Demirtaş, şöyle devam etti: “BDP olarak arzuluyoruz ki akan kan dursun çözüm sürecine girilsin, müzakere yeniden başlasın, tecrit son bulsun. Ortada protokoller vardı, bu protokoller tartışılsın. Bence de top Başbakandadır. Top başbakanın sahasındadır. Doğru değerlendirilirse çözüm sürecinin önünün açılabileceğini düşünüyorum. İnşallah Başbakan bunu iyi değerlendirir diye temenni ediyorum.”

 

“SURİYE’DEKİ SAVUNMA KOMİTELERİ”

Demirtaş, Suriye ile ilgili gazetecilerin sorusu üzerine de Suriye’de hala kanın akıyor olmasının kendilerini derinden üzdüğünü söyledi. Demirtaş, “Gerek Esad rejiminin, Baas rejiminin yarattığı baskı ve terör, gerekse orada muhalefetin ve dışarıdan desteklenerek –özellikle Türkiye ve batı blokunun silah desteği vererek- yarattığı şiddet ve terör kabul edilebilir değil. Bir taraftan da oradaki Kürt halkını, Kürdistan coğrafyasını savaşın içine çekmeye çalışıyorlar” şeklinde konuştu.

 

“Suriye’de Kürt halkının kendi içindeki birliğini oluşturmasını bir kazanç olarak görüyoruz” diyen Demirtaş, Suriye ordusunun ve hükümetinin Kürt bölgesinden çekilmiş olmasını Kürt halkının kendini korumak amacıyla sivillerden oluşan meşru savunma komitelerini kurmuş olmasını güvence olarak gördüklerini söyledi.

 

“Suriye’deki Kürt halkının kendi statüsü ile kendisini yönetme hakkını da halkın hakkı olarak, ulusların kendi kaderini tayin hakkı olarak tanımlıyoruz” diyen Demirtaş, Türkiye’nin, gelişmeleri doğru okumasını önerdi.

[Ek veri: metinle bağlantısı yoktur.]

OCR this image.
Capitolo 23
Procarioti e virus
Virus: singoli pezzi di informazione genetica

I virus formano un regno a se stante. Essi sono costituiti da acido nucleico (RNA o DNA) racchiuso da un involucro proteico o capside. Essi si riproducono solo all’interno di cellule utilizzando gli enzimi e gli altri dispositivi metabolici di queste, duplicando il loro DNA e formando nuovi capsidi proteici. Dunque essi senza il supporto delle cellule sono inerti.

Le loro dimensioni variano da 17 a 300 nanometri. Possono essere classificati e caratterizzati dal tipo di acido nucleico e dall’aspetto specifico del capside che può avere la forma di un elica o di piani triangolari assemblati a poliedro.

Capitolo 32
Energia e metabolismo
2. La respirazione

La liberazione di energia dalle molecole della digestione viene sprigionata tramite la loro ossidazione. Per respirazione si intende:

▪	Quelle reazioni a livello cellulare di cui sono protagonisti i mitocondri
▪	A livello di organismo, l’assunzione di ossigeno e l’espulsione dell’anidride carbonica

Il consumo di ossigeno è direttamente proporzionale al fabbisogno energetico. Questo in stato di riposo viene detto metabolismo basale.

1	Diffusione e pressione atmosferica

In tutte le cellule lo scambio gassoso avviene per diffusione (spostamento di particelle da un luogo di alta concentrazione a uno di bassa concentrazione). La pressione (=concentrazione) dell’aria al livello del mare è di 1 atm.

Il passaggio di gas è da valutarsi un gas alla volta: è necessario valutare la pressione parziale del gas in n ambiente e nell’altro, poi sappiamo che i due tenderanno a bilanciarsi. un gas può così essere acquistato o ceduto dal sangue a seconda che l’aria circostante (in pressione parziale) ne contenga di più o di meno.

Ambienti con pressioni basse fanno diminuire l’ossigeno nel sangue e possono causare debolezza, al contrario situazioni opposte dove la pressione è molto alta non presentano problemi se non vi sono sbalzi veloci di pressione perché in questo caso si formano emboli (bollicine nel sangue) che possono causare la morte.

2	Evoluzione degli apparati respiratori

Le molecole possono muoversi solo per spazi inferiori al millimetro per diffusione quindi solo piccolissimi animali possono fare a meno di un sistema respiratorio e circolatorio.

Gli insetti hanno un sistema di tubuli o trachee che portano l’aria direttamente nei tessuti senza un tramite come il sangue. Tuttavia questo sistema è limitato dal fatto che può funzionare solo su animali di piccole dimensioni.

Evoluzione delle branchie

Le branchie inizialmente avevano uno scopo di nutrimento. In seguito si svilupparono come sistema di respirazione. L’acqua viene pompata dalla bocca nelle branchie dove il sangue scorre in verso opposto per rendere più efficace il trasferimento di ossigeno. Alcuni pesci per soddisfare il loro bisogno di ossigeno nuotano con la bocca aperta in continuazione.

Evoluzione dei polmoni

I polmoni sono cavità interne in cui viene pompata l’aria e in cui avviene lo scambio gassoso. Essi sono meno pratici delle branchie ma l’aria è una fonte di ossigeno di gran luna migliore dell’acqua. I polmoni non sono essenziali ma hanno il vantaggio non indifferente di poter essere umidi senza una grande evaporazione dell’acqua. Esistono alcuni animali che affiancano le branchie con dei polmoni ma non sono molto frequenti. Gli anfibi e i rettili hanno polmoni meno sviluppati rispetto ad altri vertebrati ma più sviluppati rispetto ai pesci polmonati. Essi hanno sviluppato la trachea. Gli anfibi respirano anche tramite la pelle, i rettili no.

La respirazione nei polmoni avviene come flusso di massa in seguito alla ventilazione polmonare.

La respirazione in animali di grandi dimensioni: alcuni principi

Demirtaş, “Oradaki Kürtlerle uzlaşma çerçevesinde, oradaki Kürtlerin hakkı ve hukukunu tanıma çerçevesinde bir işbirliği geliştirebilir. Bunun Türkiye’ye yansıması da pozitif olur. Türkiye’deki Kürt sorununun çözümünü kolaylaştıran bir gelişme olur. Ama Türk dış politikası oradaki Kürtleri ezme şeklinde seyrederse bu bölgede başka tehlikelere veya başka gerilimlere yol açabilir diye düşünüyorum” şeklinde konuştu.